City authorities look the other way despite court orders to conserve the lake
Chandola lake was once a lifeline of the city of Ahmedabad in Gujarat. Divided into two parts, the Chota Chandola and the Bada Chandola met the irrigation and industrial needs of the area. But most of the lake that once spread over 1,200 hectares (ha) has now been transformed into a dry dust bowl. The Chota Chandola has been completely encroached and the Bada Chandola has illegal squatters and slums on either side of the water body.
|The larger lake bed has shrunk to almost 15 per cent because the canals that feed it are choked and the smaller lake is gone|
|Photograph by: Sanyukta Dasgupta|
Shailesh Shah, a trader who lives in Mani Nagar in south-eastern part of Ahmedabad has seen the best and worst periods of the lake. "As a child, I have seen it full of freshwater. The lake's water used to be crystal clear and we could see the fish swimming below the surface. But today, you don't see water at all. The larger lake bed has shrunk to almost 15 per cent because the canals that feed it are choked and the smaller lake is gone.” The pressure on both the lakes means Chandola does not have enough water for irrigation. What's more, the surrounding areas have become prone to flooding because the natural drains are choked.
Chandola's story is not new. In 1960, there were 204 lakes in the city, says advocate Mihir Joshi. According to government records, only 137 water bodies have survived. In July 2000, when it rained 508 mm in one day, the city as well as the outskirts went under water. As soon as the monsoon was over, the city faced a huge water crisis, which was so severe that it became a political issue. Still the legislators never thought of conserving the lakes, says Joshi.
The lake came into focus when Shah filed a public interest petition in 2000 seeking court orders to save the lake. In 2001, the city celebrated when the Gujarat High Court gave an interim judgement stopping all the new constructions in wetlands. The court even restricted new constructions within a radius of 500-1,000 metres around the remaining 137 water bodies. The court order seemed to annoy the builders and even the Ahmedabad Municipal Corporation (AMC) and the Ahmedabad Urban Development Authority (AUDA). Builders and even the Indian Institute of Management (which had land adjoining a water body) filed affidavits, asking the court to modify its order. The two-year-long legal battle initiated by Shah concluded in August, 2003 when the high court gave the final verdict. The court ordered the state government, urban development authorities and the municipal corporation to preserve the lakes and ponds in the state. Any sort of pollution and encroachment should be checked, said the order. Joshi, who fought for Chandola lake in the court, explained that the ruling was a ray of hope to solve the water crisis in the city.

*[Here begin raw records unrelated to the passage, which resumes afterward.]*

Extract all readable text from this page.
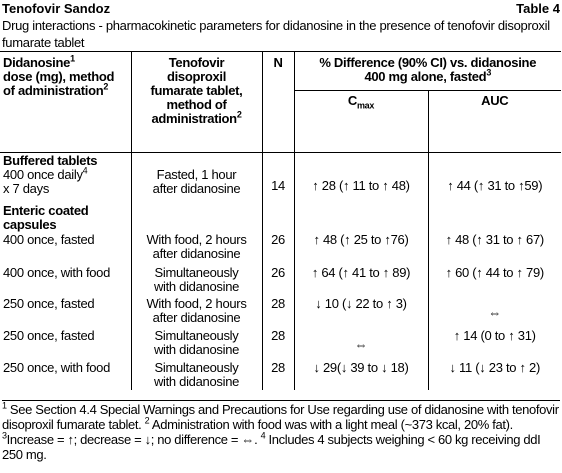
Tenofovir Sandoz	Table 4
Drug interactions - pharmacokinetic parameters for didanosine in the presence of tenofovir disoproxil fumarate tablet
Didanosine$^1$
dose (mg), method
of administration$^2$	Tenofovir
disoproxil
fumarate tablet,
method of
administration$^2$	N	% Difference (90% CI) vs. didanosine
400 mg alone, fasted$^3$
			$C_{max}$	AUC
Buffered tablets				
400 once daily$^4$
x 7 days	Fasted, 1 hour
after didanosine	14	↑ 28 (↑ 11 to ↑ 48)	↑ 44 (↑ 31 to ↑59)
Enteric coated
capsules				
400 once, fasted	With food, 2 hours
after didanosine	26	↑ 48 (↑ 25 to ↑76)	↑ 48 (↑ 31 to ↑ 67)
400 once, with food	Simultaneously
with didanosine	26	↑ 64 (↑ 41 to ↑ 89)	↑ 60 (↑ 44 to ↑ 79)
250 once, fasted	With food, 2 hours
after didanosine	28	↓ 10 (↓ 22 to ↑ 3)	⇔
250 once, fasted	Simultaneously
with didanosine	28	⇔	↑ 14 (0 to ↑ 31)
250 once, with food	Simultaneously
with didanosine	28	↓ 29(↓ 39 to ↓ 18)	↓ 11 (↓ 23 to ↑ 2)
$^1$ See Section 4.4 Special Warnings and Precautions for Use regarding use of didanosine with tenofovir disoproxil fumarate tablet. $^2$ Administration with food was with a light meal (~373 kcal, 20% fat). $^3$Increase = ↑; decrease = ↓; no difference = ⇔. $^4$ Includes 4 subjects weighing < 60 kg receiving ddI 250 mg.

The court order said that the responsibility of deciding the distance from lake to the construction site is left to the discretion of the civic authorities responsible for urban development and local bodies like municipal corporations and panchayats, based on the town planning regulations. Earlier, in May 2002, AUDA had notified the General Development Control Regulations, permitting construction within nine metres of water bodies.
|The municipal corporation has failed to stop solid waste dumping and encroachments near the lake
|Photograph by: Sanyukta Dasgupta|
|Measure that brought little
Following the court order on the lakes of Ahmedabad in 2003, the Gujarat government created a water resources council, headed by the chief minister to oversee the programme for rejuvenating all water bodies. It was decided that a water resources committee chaired by the chief secretary of the state would assist this committee. These measures have proved to be of little use as can be seen in the case of Chadola.
With the speedy pace of industrialisation in the state, water management and groundwater recharge is increasingly becoming a challenge for the Gujarat authorities. Many districts have over-exploited the existing ground water resources. In some talukas the state government had to stop granting permissions for drawing groundwater.
Despite efforts in improvement of groundwater table, the results have not been very promising. A study by the Columbia Water Center (CWC) of Earth Institute at Columbia University also highlighted the alarming decline in the groundwater table over the past two decades in Gujarat. This steady decline in the aquifer level has affected the farmers the most as they sink bore wells deeper for water. The civic authorities, however, have turned a blind eye to the problem. Groundwater recharge and the conservation of the existing lakes can be a solution to these woes, say residents.